Sunday, March 21, 2010

Yogurt Musings and Recipe

We eat loads of yogurt at our house. All of us. Ron and I, the pups, the kitties. Loki the St. Bernard, has IBS, - yes, amazing isn't it? - and the only thing that really works is 3 heaping Tablespoons of yogurt with each of his 4 meals. The good thing is though, it really does work. Healthwise it is good for all of us and we love it. But have you looked at the store? Even the large economy containers are expensive if you are eating 1 - 2 gallons of yogurt a week. Which we do! With my recipe you make about 1 gallon of yogurt for the price of 1 gallon of milk - 1/4 at least, of the store bought cost.

So today I will share with you how I make both yogurt and Greek Yogurt. And in the next week, I will add, cheese, bread and soup. Why? Because they are all related in their ingredients, taking from one another. I love Food Science, and hope you will enjoy it too!

We don't use Yogurt Makers here. The ones I have seen, we would have to use them 3 times a day to get the quantity of yogurt we eat. I use a large pan that easily holds a gallon of milk. This is very important. Because if you use less milk with this method, it cools too quickly and doesn't actually make yogurt. And the milk, you can use Whole or 2%. Less than that does not give you as much yogurt and it is too watery.

Put your stove setting on high, we want to ALMOST boil the milk. This process is very meditative for me, enjoy it. While the milk is heating to 175 to 180 degrees, stir absolutely constantly. Watch the change in the milk's consistancy and color. In a short period of time of making yogurt regularly, you will be able to see the milk change and practically tell when it is ready by sight. In my pan, which is coated metal, it takes 15 minutes to get the milk to 175 degrees.

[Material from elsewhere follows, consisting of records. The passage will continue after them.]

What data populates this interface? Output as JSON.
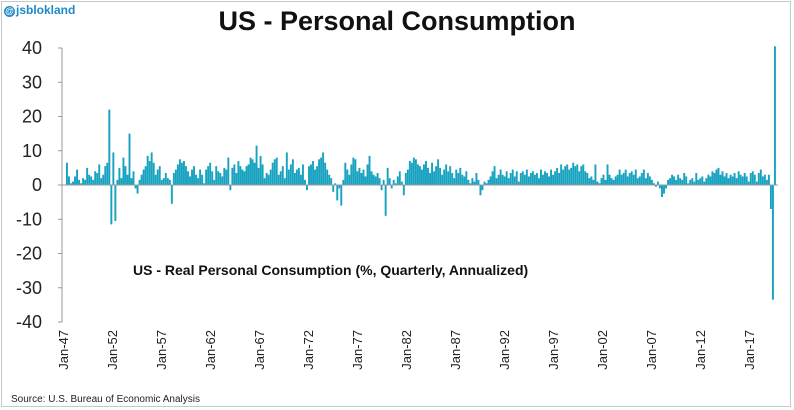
{
  "handle": "jsblokland",
  "title": "US - Personal Consumption",
  "source": "Source: U.S. Bureau of Economic Analysis",
  "colors": {
    "bar": "#17a2c0",
    "highlight": "#7a1f5c",
    "axis": "#999999"
  },
  "chart_data": {
    "type": "bar",
    "title": "US - Personal Consumption",
    "annotation": "US - Real Personal Consumption (%, Quarterly, Annualized)",
    "ylim": [
      -40,
      40
    ],
    "yticks": [
      40,
      30,
      20,
      10,
      0,
      -10,
      -20,
      -30,
      -40
    ],
    "xtick_labels": [
      "Jan-47",
      "Jan-52",
      "Jan-57",
      "Jan-62",
      "Jan-67",
      "Jan-72",
      "Jan-77",
      "Jan-82",
      "Jan-87",
      "Jan-92",
      "Jan-97",
      "Jan-02",
      "Jan-07",
      "Jan-12",
      "Jan-17"
    ],
    "x_start": "1947-Q2",
    "x_end": "2020-Q3",
    "grid": false,
    "series": [
      {
        "values": [
          6.5,
          2.5,
          0.5,
          1.0,
          2.5,
          4.5,
          1.5,
          0.5,
          2.0,
          1.5,
          5.0,
          3.0,
          2.5,
          1.5,
          4.0,
          3.5,
          6.0,
          2.0,
          3.0,
          5.5,
          6.5,
          22.0,
          -11.5,
          9.5,
          -10.5,
          1.5,
          5.0,
          2.0,
          8.0,
          5.5,
          3.0,
          15.0,
          2.0,
          4.0,
          -1.0,
          -2.5,
          1.5,
          3.0,
          4.5,
          5.5,
          8.5,
          7.0,
          9.5,
          6.5,
          3.0,
          4.5,
          5.5,
          1.5,
          2.0,
          3.5,
          2.0,
          1.5,
          -5.5,
          3.5,
          4.5,
          6.0,
          7.5,
          6.5,
          7.0,
          5.5,
          4.0,
          2.5,
          4.5,
          5.5,
          3.0,
          2.0,
          4.5,
          3.0,
          0.5,
          4.5,
          5.5,
          6.5,
          4.0,
          1.5,
          5.5,
          4.0,
          3.5,
          2.5,
          5.0,
          4.5,
          8.0,
          -1.5,
          5.0,
          6.0,
          3.5,
          7.0,
          5.5,
          4.5,
          4.0,
          5.5,
          6.0,
          8.0,
          7.5,
          6.5,
          11.5,
          5.0,
          8.5,
          6.0,
          2.0,
          3.5,
          3.0,
          4.5,
          6.5,
          7.5,
          8.0,
          3.0,
          4.0,
          5.5,
          2.0,
          9.5,
          4.5,
          6.0,
          7.5,
          3.5,
          4.5,
          5.0,
          3.0,
          6.0,
          1.5,
          -1.5,
          5.5,
          6.0,
          7.0,
          4.5,
          5.5,
          7.5,
          8.0,
          9.5,
          6.5,
          4.5,
          3.0,
          2.0,
          -2.0,
          0.5,
          -4.5,
          -1.0,
          -6.0,
          1.5,
          6.5,
          4.5,
          3.0,
          6.0,
          8.0,
          7.5,
          4.0,
          5.0,
          3.5,
          4.5,
          2.5,
          6.0,
          8.5,
          4.0,
          3.0,
          2.5,
          3.5,
          2.0,
          -1.5,
          1.5,
          -9.0,
          5.0,
          2.0,
          -1.0,
          1.5,
          0.5,
          2.5,
          4.0,
          1.0,
          -3.0,
          3.5,
          4.5,
          7.0,
          6.5,
          8.0,
          7.5,
          6.0,
          5.5,
          4.5,
          6.0,
          7.0,
          5.0,
          3.5,
          6.5,
          4.0,
          5.5,
          7.5,
          5.0,
          3.0,
          4.5,
          6.0,
          4.0,
          5.5,
          3.5,
          2.0,
          4.5,
          3.5,
          5.0,
          3.0,
          2.5,
          4.0,
          1.5,
          0.5,
          2.0,
          1.0,
          3.5,
          1.5,
          -3.0,
          -1.5,
          1.0,
          0.5,
          1.5,
          2.5,
          4.0,
          5.5,
          2.0,
          3.0,
          4.5,
          3.0,
          2.5,
          4.0,
          2.0,
          3.5,
          4.5,
          2.5,
          4.0,
          1.0,
          3.5,
          4.0,
          3.0,
          4.5,
          2.5,
          3.5,
          4.0,
          3.0,
          3.5,
          2.0,
          4.5,
          3.0,
          4.0,
          3.5,
          2.5,
          4.5,
          3.0,
          4.0,
          5.0,
          3.5,
          6.0,
          4.5,
          5.5,
          6.0,
          4.5,
          5.0,
          6.5,
          5.5,
          6.0,
          4.0,
          5.5,
          6.0,
          4.0,
          3.5,
          2.0,
          2.5,
          1.5,
          6.0,
          1.0,
          0.5,
          2.0,
          3.0,
          1.5,
          6.0,
          3.0,
          2.0,
          1.5,
          2.5,
          3.0,
          4.5,
          3.0,
          3.5,
          4.5,
          2.5,
          3.5,
          4.0,
          3.0,
          4.5,
          2.0,
          2.5,
          3.5,
          4.5,
          2.0,
          3.5,
          2.5,
          1.5,
          0.5,
          -0.5,
          1.0,
          -1.0,
          -3.5,
          -2.5,
          -1.0,
          1.5,
          2.0,
          3.0,
          2.5,
          1.5,
          3.0,
          2.0,
          1.5,
          3.5,
          2.5,
          0.5,
          1.5,
          2.0,
          1.0,
          3.5,
          1.5,
          2.0,
          2.5,
          1.0,
          2.0,
          3.0,
          2.5,
          4.0,
          3.5,
          4.5,
          5.0,
          3.0,
          4.0,
          2.5,
          3.5,
          2.0,
          3.0,
          2.5,
          3.5,
          2.0,
          4.0,
          3.0,
          2.5,
          3.5,
          2.5,
          1.0,
          3.5,
          4.0,
          3.0,
          1.0,
          3.5,
          4.5,
          2.5,
          3.0,
          1.5,
          3.0,
          -7.0,
          -33.5,
          40.5
        ]
      }
    ]
  }
}
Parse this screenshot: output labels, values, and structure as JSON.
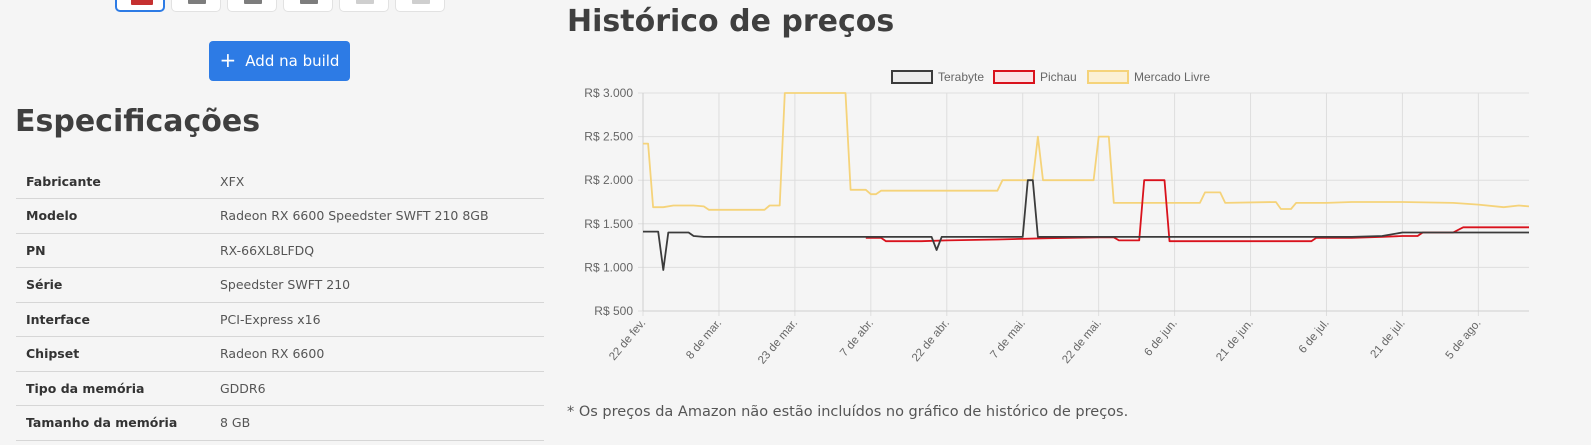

Now turn your stove off and let set until it is between 110 and 120 degrees. Again, mine take about 50 minutes, in a metal coated pan. Now the 1st time you make yogurt you need to buy regular, NEVER FLAVORED, yogurt. The luncheon size, what is it 6 - 8 oz? The first time, I use a lot of starter to insure thick creamy yogurt. After the initial batch, I use about 1/4 of a cup or if you want to use "freeze dried starter" from the health food store, 4 packets. (The starter in packets is really nice to have around for emergercy. You know, like you ate all the yogurt and forgot to keep some for starter.) Put the entire contents in the warm milk and stir well. Put your lid on and move the yogurt to a place where you will not disturb it. You will be putting the yogurt "to bed" now. We use a flannel sheet and cover the entire pan, with lid on. A wool blanket or winter coat will also work. The idea is that the yogurt needs to cool slowly. Often it is lukewarm still when we open it in the morning.

Let sit over night, or all day if you made it in the morning. And put it in refridgerator containers. I have found not to flavor the yogurt until you are ready to eat it. The yogurt will last longer without anything in it. Often you will see liquid lying on top or just under the surface. Just stir it in, it is whey folks.

Ron and I discovered Greek Yogurt in Florida and went nuts over it. We brought 1/2 a dozen containers back and actually thought of having it shipped to us. That's when I decided I could probably learn to make it. It is sooooo simple, you are allowed to giggle, ok?

Take that yogurt you just made. You can use cheesecloth, or I use a thin cloth napkin, and line a collander with it. Put this collander on top of a bowl. Spoon in yogurt and let it sit for 3 - 4 hours. The whey will drain into the collander, the yogurt becomes thick - which equals, Greek Yogurt! Refrigerate and enjoy.

Two things now. DO NOT THROW AWAY THE WHEY! Place it in a refrigerator container, we will use it later this week, often.
And if you continue to let the Greek Yogurt drain, you will have "cream cheese". I like to add Mexican or Italian or Indian seasoning and use as a sandwich spread or cracker dip.

Let me know how yours turn out! And later this week we will work with the whey in breads and soups and make another simple cheese.


Lia said...

I found you through Little Pink Houses and I like your blog.

You make the yoghurt making sound very simple, so much so that I have bookmarked this page and will be getting around to having ago at this.

I eat loads of yoghurt and Greek is the best.I will let you know how I get on and thank you for sharing.


Meghan Conrad said...

Awesome--thank you so much for this! I'm really excited to give it a try, though I think that I'll need to buy a new thermometer first. Still, quite exciting, because we can go through a *lot* of yoghurt.

Rita's Write said...

Your yogurt always smells delicious, even unflavored, when I feed the pups. :)

Meghan Conrad said...

Okay, so, I'm going to give this a go this weekend. That said, do I need to have a specific kind of milk? Like, not ultra-pasteurized? Or is the sort from the supermarket adequate?

Michelle said...

I started making yogurt earlier this year and didn't like the taste. It seemed to have a strange aftertaste as opposed to Fage which I used as a starter. I'm going to use your directions and try again.